Looks good, do you have a wok burner yet?


----------



## K-Fed (Oct 14, 2012)

I've got one on the way. It's from fleebay. The burner itself looks great ( claimed 100k btu max ) but I think I'll probably be changing out the fittings.


----------



## Kyle (Oct 14, 2012)

Where did you get the wok?


----------



## K-Fed (Oct 14, 2012)

http://m.webstaurantstore.com/search/Wok.html?searchType=products&page=2 was where I picked up the wok.


----------



## Pabloz (Oct 16, 2012)

Around here we call it DISKO. I was first exposed when I had my landscaping company in El Paso and had a crew of three brothers from Juarez that would "hace tuna dicada" where they would basically make a Mexican stir fry with nopales, cebolla, ajo, jalapeno y bistec and serve with pico de gallo y cilantro on corn tortillas by the kilo. The wok aka "disko" was an old disk from a farm harrow with the center hole welded shut. Then they would stand it up on cinder blocks and make a fire from scrap wood from the job site y hace lonche.

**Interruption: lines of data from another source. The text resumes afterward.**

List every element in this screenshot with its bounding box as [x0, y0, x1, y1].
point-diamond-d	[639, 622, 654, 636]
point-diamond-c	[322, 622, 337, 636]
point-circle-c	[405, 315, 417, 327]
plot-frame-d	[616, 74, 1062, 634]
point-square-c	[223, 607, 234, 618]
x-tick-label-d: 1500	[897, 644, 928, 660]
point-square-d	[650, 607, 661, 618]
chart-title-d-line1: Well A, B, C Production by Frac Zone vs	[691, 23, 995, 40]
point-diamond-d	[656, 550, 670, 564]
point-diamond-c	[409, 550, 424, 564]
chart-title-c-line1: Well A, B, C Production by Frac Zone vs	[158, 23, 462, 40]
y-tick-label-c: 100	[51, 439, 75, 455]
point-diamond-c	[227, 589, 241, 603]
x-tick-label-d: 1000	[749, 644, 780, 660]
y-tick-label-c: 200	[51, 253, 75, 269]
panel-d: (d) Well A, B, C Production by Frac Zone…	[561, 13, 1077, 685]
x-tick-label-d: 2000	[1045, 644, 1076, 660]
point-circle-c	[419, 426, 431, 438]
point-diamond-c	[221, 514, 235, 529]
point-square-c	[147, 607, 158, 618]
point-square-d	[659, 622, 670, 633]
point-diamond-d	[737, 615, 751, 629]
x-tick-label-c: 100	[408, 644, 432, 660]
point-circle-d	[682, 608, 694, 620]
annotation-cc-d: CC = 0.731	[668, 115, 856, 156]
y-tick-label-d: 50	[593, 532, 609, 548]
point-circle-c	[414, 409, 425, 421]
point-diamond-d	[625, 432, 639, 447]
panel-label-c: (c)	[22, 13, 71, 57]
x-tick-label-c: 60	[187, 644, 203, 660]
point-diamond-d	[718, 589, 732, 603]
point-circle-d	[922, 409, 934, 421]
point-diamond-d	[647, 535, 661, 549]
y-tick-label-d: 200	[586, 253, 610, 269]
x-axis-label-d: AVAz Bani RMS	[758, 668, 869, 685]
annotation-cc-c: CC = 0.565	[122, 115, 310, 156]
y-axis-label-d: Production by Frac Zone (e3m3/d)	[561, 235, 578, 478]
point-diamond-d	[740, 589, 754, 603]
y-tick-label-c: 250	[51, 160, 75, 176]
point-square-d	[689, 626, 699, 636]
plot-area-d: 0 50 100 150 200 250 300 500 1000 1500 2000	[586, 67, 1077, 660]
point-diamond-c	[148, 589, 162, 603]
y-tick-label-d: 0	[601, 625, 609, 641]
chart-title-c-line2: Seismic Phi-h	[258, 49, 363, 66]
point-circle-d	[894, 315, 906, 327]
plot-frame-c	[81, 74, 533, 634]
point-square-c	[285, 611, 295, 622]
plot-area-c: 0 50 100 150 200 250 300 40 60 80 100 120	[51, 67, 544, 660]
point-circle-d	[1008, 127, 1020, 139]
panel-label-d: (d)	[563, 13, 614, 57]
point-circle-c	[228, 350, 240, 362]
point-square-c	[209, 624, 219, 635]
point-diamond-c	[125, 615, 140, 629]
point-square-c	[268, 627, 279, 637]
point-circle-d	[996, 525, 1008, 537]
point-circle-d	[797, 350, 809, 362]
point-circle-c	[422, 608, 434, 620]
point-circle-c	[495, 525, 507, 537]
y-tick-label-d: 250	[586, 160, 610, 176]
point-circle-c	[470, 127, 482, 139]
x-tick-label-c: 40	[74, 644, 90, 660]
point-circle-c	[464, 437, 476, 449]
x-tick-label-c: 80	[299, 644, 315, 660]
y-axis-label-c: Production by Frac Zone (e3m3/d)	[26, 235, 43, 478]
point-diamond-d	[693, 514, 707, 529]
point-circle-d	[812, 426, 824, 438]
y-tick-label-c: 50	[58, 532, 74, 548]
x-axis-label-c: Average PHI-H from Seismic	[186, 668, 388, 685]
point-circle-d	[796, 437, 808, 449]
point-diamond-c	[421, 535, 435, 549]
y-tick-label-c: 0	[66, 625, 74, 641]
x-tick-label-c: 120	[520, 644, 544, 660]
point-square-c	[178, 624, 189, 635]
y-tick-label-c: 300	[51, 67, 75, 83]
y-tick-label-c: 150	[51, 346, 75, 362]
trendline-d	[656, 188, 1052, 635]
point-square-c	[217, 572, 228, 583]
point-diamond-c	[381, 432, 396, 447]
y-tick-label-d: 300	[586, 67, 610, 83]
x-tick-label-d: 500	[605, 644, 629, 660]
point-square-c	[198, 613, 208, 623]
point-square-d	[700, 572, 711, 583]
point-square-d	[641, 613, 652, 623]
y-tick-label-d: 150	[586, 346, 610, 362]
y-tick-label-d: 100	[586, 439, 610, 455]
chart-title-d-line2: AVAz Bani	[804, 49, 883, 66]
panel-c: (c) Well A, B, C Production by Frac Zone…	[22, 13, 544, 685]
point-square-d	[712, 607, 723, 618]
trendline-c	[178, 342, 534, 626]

MUCH more rustic than this:

http://www.disc-it.com/

PZ


----------



## K-Fed (Oct 16, 2012)

Got the new burner in and set up... Seems like it should do the trick.

http://www.youtube.com/watch?v=X28-ZWlwpos&feature=youtu.be


----------



## K-Fed (Oct 21, 2012)

I've been doing a good bit of cooking in the wok since I've gotten it. I wish I would have bought such a setup a couple years ago when I first started looking around for outdoor wok-ing stuff. It really is a blast, not to mention the food is great. Nothing against chinese take out places but I've gotten much better results on my own then I've ever had at any place around here. Any way pics or it didn't happen right....

The first thing I made in the wok was a little egg fried rice for breakfast. Turned out great with no noticeable sticking issues.







Next was a little pad thai. I learned on this one that the burner gets way too hot to crank it up with nothing in the wok and ended up blasting off the season in the wok and the rice noodles stuck a little. No biggie. just cleaned and re-seasoned it the next evening.






and lastly made a little szechuan chicken stir-fry.






Anyone have any recipes that you would like to share? I'm open to just about anything even if it doesn't involve traditional chinese/thai ingredients or flavors.


----------



## makanouchi (Nov 19, 2012)

Most Asian markets will have a wok type burner, the more btu the better.


----------